D) Needing it for "social" reasons, i.e. to reduce unrest on your planets, or to increase (nebuluous) social ratings (health/education etc.). The difficulty I see here is that we'd need something that was a more relevant gameplay mechaninc than unrest was in Moo3 or Civ, or players will just see it as an annoyance. Perhaps we could incorporate this idea into the spying/diplomacy part, and use money to keep your empire together and working (It might be in continual danger of splitting apart for various reasons, unrest, independancy movements, fear, rebellion of newly conquered worlds.), but allow opponents to use money to encourage that splintering. Then it could become a move and counter move part of the game, looking for opportunites to target vulnerable parts of an enemies empire, raiding their borders to scare the populace, funding independance movements, supporting piracy to increase unrest etc... Might be fun?
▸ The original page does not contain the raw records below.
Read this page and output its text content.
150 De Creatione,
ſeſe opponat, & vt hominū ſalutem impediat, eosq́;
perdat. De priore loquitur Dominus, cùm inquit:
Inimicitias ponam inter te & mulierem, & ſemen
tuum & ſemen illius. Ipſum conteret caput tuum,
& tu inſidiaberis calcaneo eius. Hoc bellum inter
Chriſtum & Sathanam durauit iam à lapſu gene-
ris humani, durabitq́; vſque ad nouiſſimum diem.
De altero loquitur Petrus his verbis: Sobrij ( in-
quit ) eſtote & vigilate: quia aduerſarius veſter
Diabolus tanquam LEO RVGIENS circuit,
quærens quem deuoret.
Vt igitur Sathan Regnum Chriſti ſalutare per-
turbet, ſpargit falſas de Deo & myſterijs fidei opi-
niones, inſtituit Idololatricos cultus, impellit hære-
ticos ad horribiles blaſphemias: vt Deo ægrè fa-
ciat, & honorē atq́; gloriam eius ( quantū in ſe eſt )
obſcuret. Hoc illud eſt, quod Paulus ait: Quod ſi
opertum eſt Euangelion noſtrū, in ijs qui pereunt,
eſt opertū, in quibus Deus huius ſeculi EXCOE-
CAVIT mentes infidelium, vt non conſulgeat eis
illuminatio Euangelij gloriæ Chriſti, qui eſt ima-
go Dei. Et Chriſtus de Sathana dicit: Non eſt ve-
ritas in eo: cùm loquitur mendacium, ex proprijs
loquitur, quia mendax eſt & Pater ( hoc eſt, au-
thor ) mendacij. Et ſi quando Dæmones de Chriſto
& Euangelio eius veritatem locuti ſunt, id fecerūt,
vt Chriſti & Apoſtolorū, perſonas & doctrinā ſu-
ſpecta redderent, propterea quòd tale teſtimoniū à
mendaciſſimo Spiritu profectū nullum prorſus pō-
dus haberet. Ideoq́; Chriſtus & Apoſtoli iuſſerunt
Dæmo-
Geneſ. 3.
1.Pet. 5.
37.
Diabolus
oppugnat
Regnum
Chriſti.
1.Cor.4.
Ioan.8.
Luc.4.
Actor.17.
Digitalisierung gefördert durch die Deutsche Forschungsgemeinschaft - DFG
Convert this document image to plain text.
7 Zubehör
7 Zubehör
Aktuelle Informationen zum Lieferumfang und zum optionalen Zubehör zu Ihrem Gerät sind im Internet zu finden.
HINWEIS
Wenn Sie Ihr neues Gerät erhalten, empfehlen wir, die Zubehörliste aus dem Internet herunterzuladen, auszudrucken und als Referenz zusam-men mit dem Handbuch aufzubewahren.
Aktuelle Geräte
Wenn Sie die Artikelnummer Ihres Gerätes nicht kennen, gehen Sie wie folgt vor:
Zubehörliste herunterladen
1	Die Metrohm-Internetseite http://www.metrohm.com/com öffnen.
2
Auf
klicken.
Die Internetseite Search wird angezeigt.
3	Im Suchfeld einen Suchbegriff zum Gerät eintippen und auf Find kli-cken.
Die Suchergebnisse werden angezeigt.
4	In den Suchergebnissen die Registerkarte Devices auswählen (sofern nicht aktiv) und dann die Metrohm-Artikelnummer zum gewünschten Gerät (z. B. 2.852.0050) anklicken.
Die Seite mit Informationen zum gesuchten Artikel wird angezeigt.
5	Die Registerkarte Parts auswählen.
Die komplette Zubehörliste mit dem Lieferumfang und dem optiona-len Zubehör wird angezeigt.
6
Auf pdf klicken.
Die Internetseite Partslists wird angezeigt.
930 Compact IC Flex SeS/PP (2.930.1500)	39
I'm generally against having money only echo the size of your population, since that ties anything you do with money inot being essentially based on your empire size, which limits a player's strategic options, i.e. they can't be forced to choose/trade off between following whatever strategy money supports (research/spying/fleetsize etc.), or following a conquest/expansion strategy, since they must do the latter to increase their money supply. So I'd support money as a focus.

Tyreth wrote:
With money as a focus, how will income work? ie, will a world with farming as a primary and secondary focus provide any income for the empire? If so, where does that money come from and how does it get calculated?


If we went with money as a focus, I presume we'd treat it in the same way as all the other focii, so how would we answer the equivalent: "With food as a focus, how will food supply work? ie, will a world with money as a primary and secondary focus provide any food for the empire? If so, where does that food come from and how does it get calculated?". I.e. I'd assume the double-farming world wouldn't produce any money for the empire, since it's busy doing other stuff (or would produce minimal money if the equivalent farming world would produce minimal food, I haven't checked the Req. Docs. I'd personaly prefer it if you produced nothing of anything else on a "double focused" world.)

I'd also like to advise caution before heading into tax rates, particularly where there's a danger we'd end up with multiple interacting levels of taxes (e.g. imperial,system,planet). The corollarly to the "steal what works" rule is "stear clear of what didn't" and MOO3 showed that it's easy to turn that into a stinking mess if we're not careful, so let's make life easy for ourselves if we can.

[Tangent]
vishnou00 wrote:
I wont get into realism


Good job, because this is a 'realism' argument that is specifically banned by Aq. (I should admit that's mostly because I (and others, but I won't name names) get real prickly about it because we see the realism argument pointing in exactly the opposite way on this point..., so it tends to derail the argument into petty squabbles.)